Cela vous rappelle peut-être quelque chose ? Une pédagogie en plein boom, développée par une professionnelle de la petite enfance, convaincue que l’aventure est le propre du tout-petit. Nous parlons bien de cela : l’Itinérance Ludique© de Laurence Rameau !

Laurence Rameau explique que le petit a besoin d’attachement et d’aventure, de sérénité et d’exploration. Ça ressemble à un va et vient, entre le calme et la tempête : on s’aventure à condition d’avoir assuré ses arrières. L’Itinérance Ludique©, pédagogie élaborée par Laurence Rameau s’appuie sur 3 grands principes : la libre circulation des enfants dans la crèche, la création d’univers ludiques et l’enfant auteur de son jeu.

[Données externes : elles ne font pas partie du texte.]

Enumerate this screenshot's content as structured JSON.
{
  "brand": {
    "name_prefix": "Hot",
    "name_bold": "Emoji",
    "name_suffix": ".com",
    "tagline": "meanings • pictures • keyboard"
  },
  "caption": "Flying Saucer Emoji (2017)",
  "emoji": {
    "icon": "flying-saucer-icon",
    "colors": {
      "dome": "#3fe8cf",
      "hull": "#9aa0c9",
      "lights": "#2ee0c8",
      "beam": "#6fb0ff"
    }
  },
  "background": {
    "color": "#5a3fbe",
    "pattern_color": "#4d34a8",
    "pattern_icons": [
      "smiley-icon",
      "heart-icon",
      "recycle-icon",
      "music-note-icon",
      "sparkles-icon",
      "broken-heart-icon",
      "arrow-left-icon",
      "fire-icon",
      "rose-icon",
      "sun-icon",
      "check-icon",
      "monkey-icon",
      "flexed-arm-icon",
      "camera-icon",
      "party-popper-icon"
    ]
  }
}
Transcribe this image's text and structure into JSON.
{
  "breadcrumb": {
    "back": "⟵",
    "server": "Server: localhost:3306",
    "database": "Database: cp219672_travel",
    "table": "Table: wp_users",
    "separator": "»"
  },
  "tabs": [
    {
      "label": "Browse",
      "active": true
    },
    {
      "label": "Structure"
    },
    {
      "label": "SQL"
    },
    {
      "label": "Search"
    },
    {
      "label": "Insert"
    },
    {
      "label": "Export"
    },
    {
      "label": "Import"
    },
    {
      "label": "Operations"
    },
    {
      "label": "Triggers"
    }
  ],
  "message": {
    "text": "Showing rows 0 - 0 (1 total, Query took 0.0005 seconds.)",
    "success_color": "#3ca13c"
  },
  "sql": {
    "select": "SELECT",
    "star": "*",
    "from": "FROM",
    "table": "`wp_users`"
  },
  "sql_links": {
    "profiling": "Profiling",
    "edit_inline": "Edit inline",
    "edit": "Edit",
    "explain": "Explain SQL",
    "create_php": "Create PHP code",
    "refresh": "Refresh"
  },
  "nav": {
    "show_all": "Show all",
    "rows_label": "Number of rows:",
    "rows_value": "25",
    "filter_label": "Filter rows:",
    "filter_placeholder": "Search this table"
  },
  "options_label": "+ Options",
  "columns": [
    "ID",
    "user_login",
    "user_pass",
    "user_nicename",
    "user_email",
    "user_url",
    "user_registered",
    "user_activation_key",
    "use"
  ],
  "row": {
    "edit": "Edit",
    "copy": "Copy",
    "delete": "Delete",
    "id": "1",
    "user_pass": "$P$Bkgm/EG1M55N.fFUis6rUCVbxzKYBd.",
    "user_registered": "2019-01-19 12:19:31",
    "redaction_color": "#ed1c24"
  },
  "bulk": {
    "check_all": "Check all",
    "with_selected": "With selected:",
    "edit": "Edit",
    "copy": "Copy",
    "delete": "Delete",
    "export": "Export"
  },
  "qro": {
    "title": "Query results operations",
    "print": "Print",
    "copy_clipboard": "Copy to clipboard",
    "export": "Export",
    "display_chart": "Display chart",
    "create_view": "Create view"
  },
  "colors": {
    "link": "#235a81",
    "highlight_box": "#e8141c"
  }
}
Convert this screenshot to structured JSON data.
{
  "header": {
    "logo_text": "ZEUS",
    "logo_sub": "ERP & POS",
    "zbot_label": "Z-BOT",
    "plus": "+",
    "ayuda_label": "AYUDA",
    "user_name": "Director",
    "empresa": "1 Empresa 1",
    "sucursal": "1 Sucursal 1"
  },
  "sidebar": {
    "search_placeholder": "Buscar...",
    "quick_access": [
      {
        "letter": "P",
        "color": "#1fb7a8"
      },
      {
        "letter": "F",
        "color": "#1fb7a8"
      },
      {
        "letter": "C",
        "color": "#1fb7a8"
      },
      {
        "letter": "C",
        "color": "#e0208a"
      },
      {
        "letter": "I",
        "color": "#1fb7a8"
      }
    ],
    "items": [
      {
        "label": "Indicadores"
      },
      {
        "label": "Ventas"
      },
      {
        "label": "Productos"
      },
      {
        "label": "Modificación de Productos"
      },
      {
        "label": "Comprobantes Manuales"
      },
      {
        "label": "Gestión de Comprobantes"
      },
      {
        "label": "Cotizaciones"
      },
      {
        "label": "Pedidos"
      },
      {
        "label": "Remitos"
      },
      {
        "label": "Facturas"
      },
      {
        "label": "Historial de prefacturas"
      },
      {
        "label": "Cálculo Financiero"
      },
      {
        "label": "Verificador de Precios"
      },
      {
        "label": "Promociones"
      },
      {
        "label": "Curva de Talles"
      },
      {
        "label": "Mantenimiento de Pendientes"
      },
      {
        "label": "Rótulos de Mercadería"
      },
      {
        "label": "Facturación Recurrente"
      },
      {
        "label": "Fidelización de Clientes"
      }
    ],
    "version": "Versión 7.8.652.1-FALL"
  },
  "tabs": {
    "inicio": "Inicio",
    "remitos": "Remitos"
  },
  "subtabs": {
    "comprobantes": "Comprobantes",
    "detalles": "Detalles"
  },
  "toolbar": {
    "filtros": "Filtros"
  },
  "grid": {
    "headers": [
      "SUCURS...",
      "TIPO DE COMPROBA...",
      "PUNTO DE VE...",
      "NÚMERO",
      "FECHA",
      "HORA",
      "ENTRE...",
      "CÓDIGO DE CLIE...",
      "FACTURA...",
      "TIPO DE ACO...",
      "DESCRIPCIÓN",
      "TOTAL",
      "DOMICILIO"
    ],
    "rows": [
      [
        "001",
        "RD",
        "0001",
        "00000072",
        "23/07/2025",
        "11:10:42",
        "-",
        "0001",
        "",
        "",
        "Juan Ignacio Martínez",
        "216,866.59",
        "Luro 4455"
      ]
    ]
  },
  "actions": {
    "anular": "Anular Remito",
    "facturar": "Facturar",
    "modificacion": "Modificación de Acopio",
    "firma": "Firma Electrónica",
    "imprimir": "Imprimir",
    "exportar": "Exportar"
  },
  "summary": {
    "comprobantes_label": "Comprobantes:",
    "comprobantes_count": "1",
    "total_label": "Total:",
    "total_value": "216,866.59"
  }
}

Au multi-accueil de Cronenbourg, on a un beau couloir qui dessert les 3 sections. Une aubaine pour mettre en place cette itinérance. Aurélie Hector, psychomotricienne dans la structure, est là pour proposer des aménagements. Le couloir est alors éclairé, vidé, offert aux tout-petits comme une invitation au voyage. Elle propose des horaires pour tester la déambulation : 9h30, et après le goûter.
L’équipe constate rapidement que les enfants, répartis en sections d’âges mélangés, aiment se lancer dans le couloir à la rencontre de copains du même âge, qu’en gardant les mêmes horaires, les enfants s’habituent et attendent l’heure de l’Itinérance comme l’heure de la grande décharge motrice !
Après observation des enfants, Aurélie Hector souhaite monter un espace doux dans l’esprit Snoezelen, qui offrira aux enfants une soupape, un moyen de casser le rythme imposé par le collectif, pour se détendre, pour une exploration motrice calme.

Tout psychomotricien vous le dira, la motricité est un vecteur de connaissance et un moyen d’expression. Un argument pour choisir de la libérer.

Lire : L’Itinérance Ludique, Laurence Rameau, Dunod, 2017.